Menurutnya, Pemprov Jakarta berencana menggunakan ondel-ondel secara meriah pada perayaan ulang tahun ke-500 Kota Jakarta nanti. Pasalnya, ondel-ondel merupakan salah satu ikon kota Jakarta.
Dia menerangkan, Pemprov Jakarta bakal memberikan edukasi pada masyarakat untuk tidak menggunakan ondel-ondel sebagai sarana 'ngamen'. Meski pihaknya belum mengeluarkan sanksi apapun, Pemprov Jakarta tetap melarang penggunaan ondel-ondel untuk mengamen.
"Bahkan di tahun depan ketika 500 tahun Jakarta ondel-ondel akan kami buat lebih meriah.
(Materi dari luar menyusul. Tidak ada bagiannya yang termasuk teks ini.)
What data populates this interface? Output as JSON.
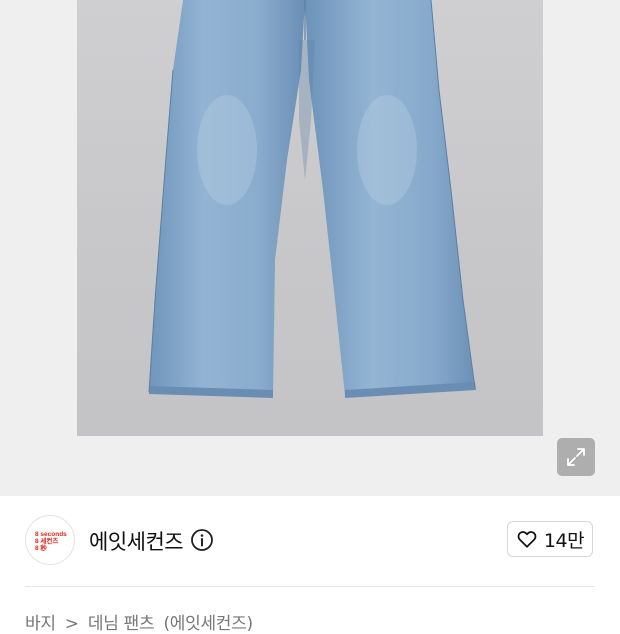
{
  "product": {
    "image_alt": "light blue wide-leg denim jeans"
  },
  "icons": {
    "expand": "expand-arrows-icon",
    "info": "info-circle-icon",
    "like": "heart-outline-icon"
  },
  "brand": {
    "name": "에잇세컨즈",
    "logo_lines": [
      "8 seconds",
      "8 세컨즈",
      "8 秒"
    ],
    "logo_color": "#e2231a"
  },
  "like": {
    "count": "14만"
  },
  "category": {
    "items": [
      "바지",
      ">",
      "데님 팬츠",
      "(에잇세컨즈)"
    ]
  }
}
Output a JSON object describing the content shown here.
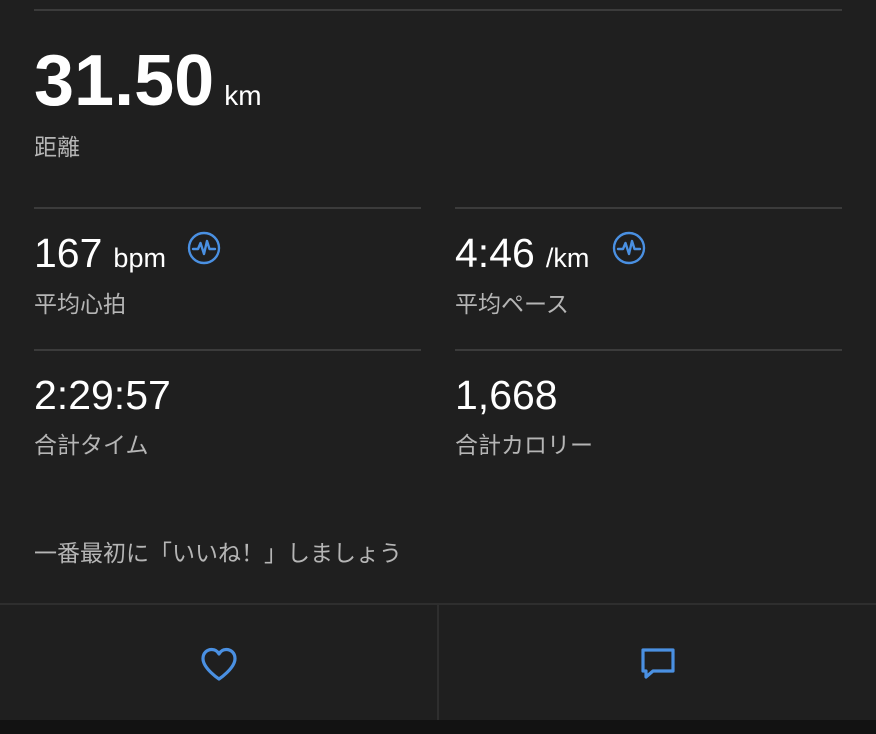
{
  "distance": {
    "value": "31.50",
    "unit": "km",
    "label": "距離"
  },
  "stats": {
    "avg_heart_rate": {
      "value": "167",
      "unit": "bpm",
      "label": "平均心拍",
      "icon": "heart-rate-wave-icon"
    },
    "avg_pace": {
      "value": "4:46",
      "unit": "/km",
      "label": "平均ペース",
      "icon": "heart-rate-wave-icon"
    },
    "total_time": {
      "value": "2:29:57",
      "label": "合計タイム"
    },
    "total_calories": {
      "value": "1,668",
      "label": "合計カロリー"
    }
  },
  "like_prompt": "一番最初に「いいね！」しましょう",
  "actions": {
    "like_icon": "heart-icon",
    "comment_icon": "comment-icon"
  },
  "colors": {
    "background": "#1f1f1f",
    "accent": "#4a90e2",
    "divider": "#3b3b3b",
    "label": "#b5b5b5"
  }
}
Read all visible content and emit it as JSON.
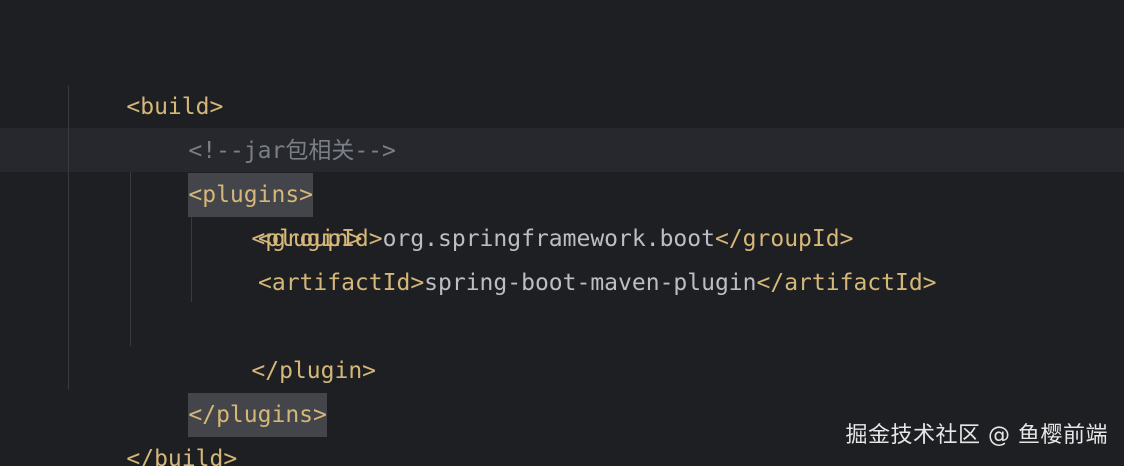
{
  "editor": {
    "language": "xml",
    "current_line": 3,
    "lines": [
      {
        "open_tag": "<build>"
      },
      {
        "comment": "<!--jar包相关-->"
      },
      {
        "open_tag": "<plugins>"
      },
      {
        "open_tag": "<plugin>"
      },
      {
        "open_tag": "<groupId>",
        "text": "org.springframework.boot",
        "close_tag": "</groupId>"
      },
      {
        "open_tag": "<artifactId>",
        "text": "spring-boot-maven-plugin",
        "close_tag": "</artifactId>"
      },
      {
        "close_tag": "</plugin>"
      },
      {
        "close_tag": "</plugins>"
      },
      {
        "close_tag": "</build>"
      }
    ]
  },
  "watermark": "掘金技术社区 @ 鱼樱前端",
  "colors": {
    "background": "#1e1f22",
    "current_line": "#26282e",
    "tag": "#d5b778",
    "comment": "#7a7e85",
    "text": "#bcbec4",
    "bracket_match": "#43454a"
  }
}
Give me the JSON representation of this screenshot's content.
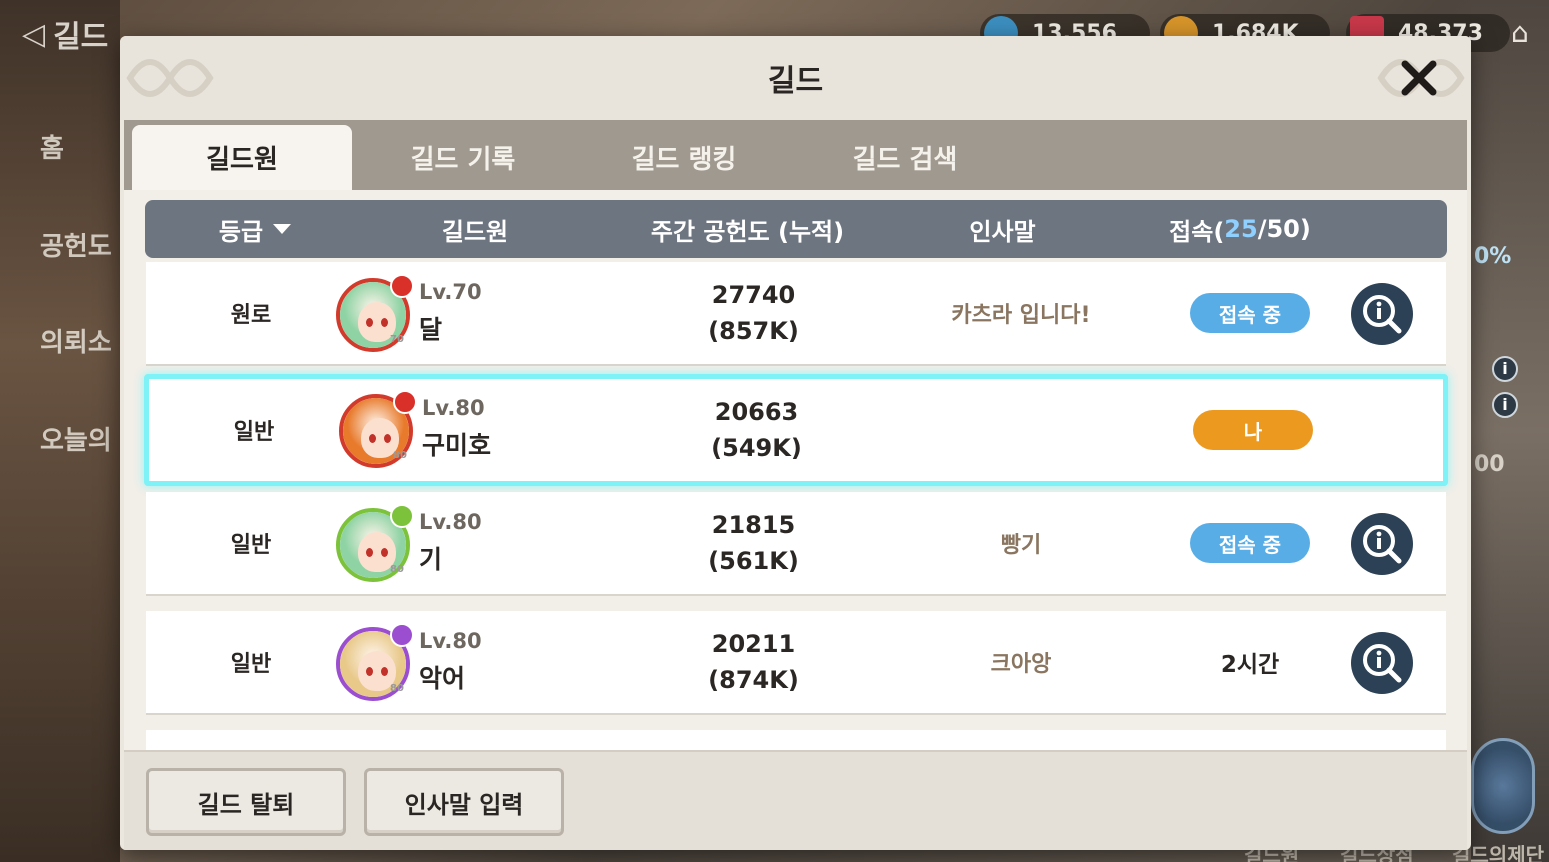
{
  "background": {
    "title": "길드",
    "menu": [
      "홈",
      "공헌도",
      "의뢰소",
      "오늘의"
    ],
    "currencies": [
      {
        "value": "13,556",
        "color": "#3c8fc0"
      },
      {
        "value": "1,684K",
        "color": "#d7952a"
      },
      {
        "value": "48,373",
        "color": "#c8384a"
      }
    ],
    "side_percent": "0%",
    "side_num": "00",
    "bottom_tabs": [
      "길드원",
      "길드상점",
      "길드의제단"
    ]
  },
  "dialog": {
    "title": "길드",
    "tabs": [
      {
        "label": "길드원",
        "active": true
      },
      {
        "label": "길드 기록",
        "active": false
      },
      {
        "label": "길드 랭킹",
        "active": false
      },
      {
        "label": "길드 검색",
        "active": false
      }
    ],
    "table_header": {
      "rank": "등급",
      "member": "길드원",
      "contribution": "주간 공헌도 (누적)",
      "greeting": "인사말",
      "online_prefix": "접속(",
      "online_count": "25",
      "online_suffix": "/50)"
    },
    "members": [
      {
        "rank": "원로",
        "level": "Lv.70",
        "name": "달",
        "contribution": "27740",
        "cumulative": "(857K)",
        "greeting": "카츠라 입니다!",
        "status": "접속 중",
        "status_type": "online",
        "avatar_hair": "#8fd3a4",
        "badge_color": "#d9302a",
        "badge_lv": "70",
        "ring": "#d23b2c"
      },
      {
        "rank": "일반",
        "level": "Lv.80",
        "name": "구미호",
        "contribution": "20663",
        "cumulative": "(549K)",
        "greeting": "",
        "status": "나",
        "status_type": "me",
        "avatar_hair": "#e87a2c",
        "badge_color": "#d9302a",
        "badge_lv": "80",
        "ring": "#d23b2c"
      },
      {
        "rank": "일반",
        "level": "Lv.80",
        "name": "기",
        "contribution": "21815",
        "cumulative": "(561K)",
        "greeting": "빵기",
        "status": "접속 중",
        "status_type": "online",
        "avatar_hair": "#8fd3a4",
        "badge_color": "#7cc23a",
        "badge_lv": "80",
        "ring": "#7cc23a"
      },
      {
        "rank": "일반",
        "level": "Lv.80",
        "name": "악어",
        "contribution": "20211",
        "cumulative": "(874K)",
        "greeting": "크아앙",
        "status": "2시간",
        "status_type": "offline",
        "avatar_hair": "#e8c98a",
        "badge_color": "#9b4fd0",
        "badge_lv": "80",
        "ring": "#9b4fd0"
      }
    ],
    "footer": {
      "leave_button": "길드 탈퇴",
      "greeting_button": "인사말 입력"
    }
  }
}
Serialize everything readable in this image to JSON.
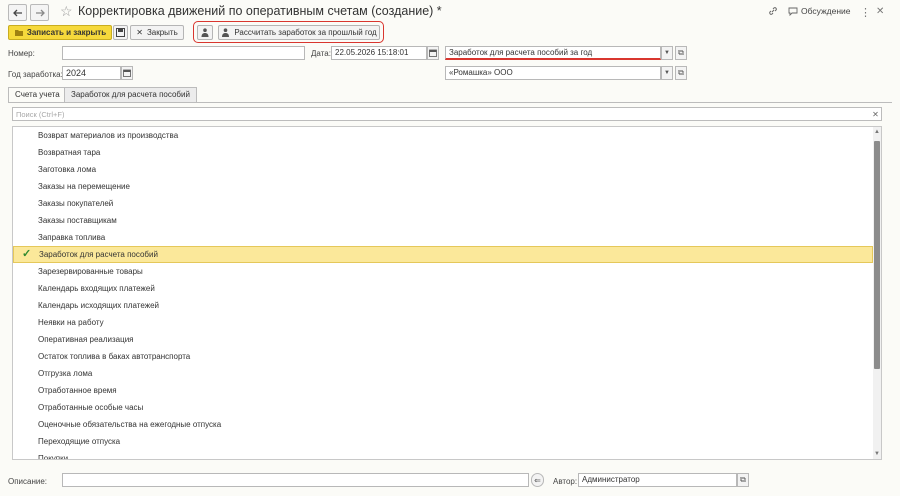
{
  "header": {
    "title": "Корректировка движений по оперативным счетам (создание) *",
    "discussion_label": "Обсуждение"
  },
  "toolbar": {
    "save_close_label": "Записать и закрыть",
    "close_label": "Закрыть",
    "calc_label": "Рассчитать заработок за прошлый год"
  },
  "form": {
    "number_label": "Номер:",
    "number_value": "",
    "date_label": "Дата:",
    "date_value": "22.05.2026 15:18:01",
    "register_value": "Заработок для расчета пособий за год",
    "year_label": "Год заработка:",
    "year_value": "2024",
    "org_value": "«Ромашка» ООО"
  },
  "tabs": [
    {
      "label": "Счета учета"
    },
    {
      "label": "Заработок для расчета пособий"
    }
  ],
  "search": {
    "placeholder": "Поиск (Ctrl+F)"
  },
  "list": {
    "items": [
      "Возврат материалов из производства",
      "Возвратная тара",
      "Заготовка лома",
      "Заказы на перемещение",
      "Заказы покупателей",
      "Заказы поставщикам",
      "Заправка топлива",
      "Заработок для расчета пособий",
      "Зарезервированные товары",
      "Календарь входящих платежей",
      "Календарь исходящих платежей",
      "Неявки на работу",
      "Оперативная реализация",
      "Остаток топлива в баках автотранспорта",
      "Отгрузка лома",
      "Отработанное время",
      "Отработанные особые часы",
      "Оценочные обязательства на ежегодные отпуска",
      "Переходящие отпуска",
      "Покупки"
    ],
    "selected_index": 7
  },
  "footer": {
    "description_label": "Описание:",
    "description_value": "",
    "author_label": "Автор:",
    "author_value": "Администратор"
  },
  "colors": {
    "primary_button": "#f6d93b",
    "selected_row": "#fbe89a",
    "highlight_border": "#d9362f",
    "check": "#2f8a2f"
  }
}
Nanti tunggu tanggal mainnya. Tentunya kami akan memberikan edukasi bagi pengamen ondel-ondel," tuturnya.
Pramono menambahkan, dia telah menginstruksikan pada jajarannya untuk memberikan edukasi pada warga, khususnya para pengamen ondel-ondel. Dia juga telah meminta Satpol PP Jakarta untuk melakukan penertiban pada pengamen ondel-ondel di jalanan saat menemukannya.
"Di tempat-tempat seperti itu saya minta untuk Satpol PP melarang, mengenai sanksi ya menurut saya belumlah. Tetapi yang jelas, pasti akan dilarang," katanya.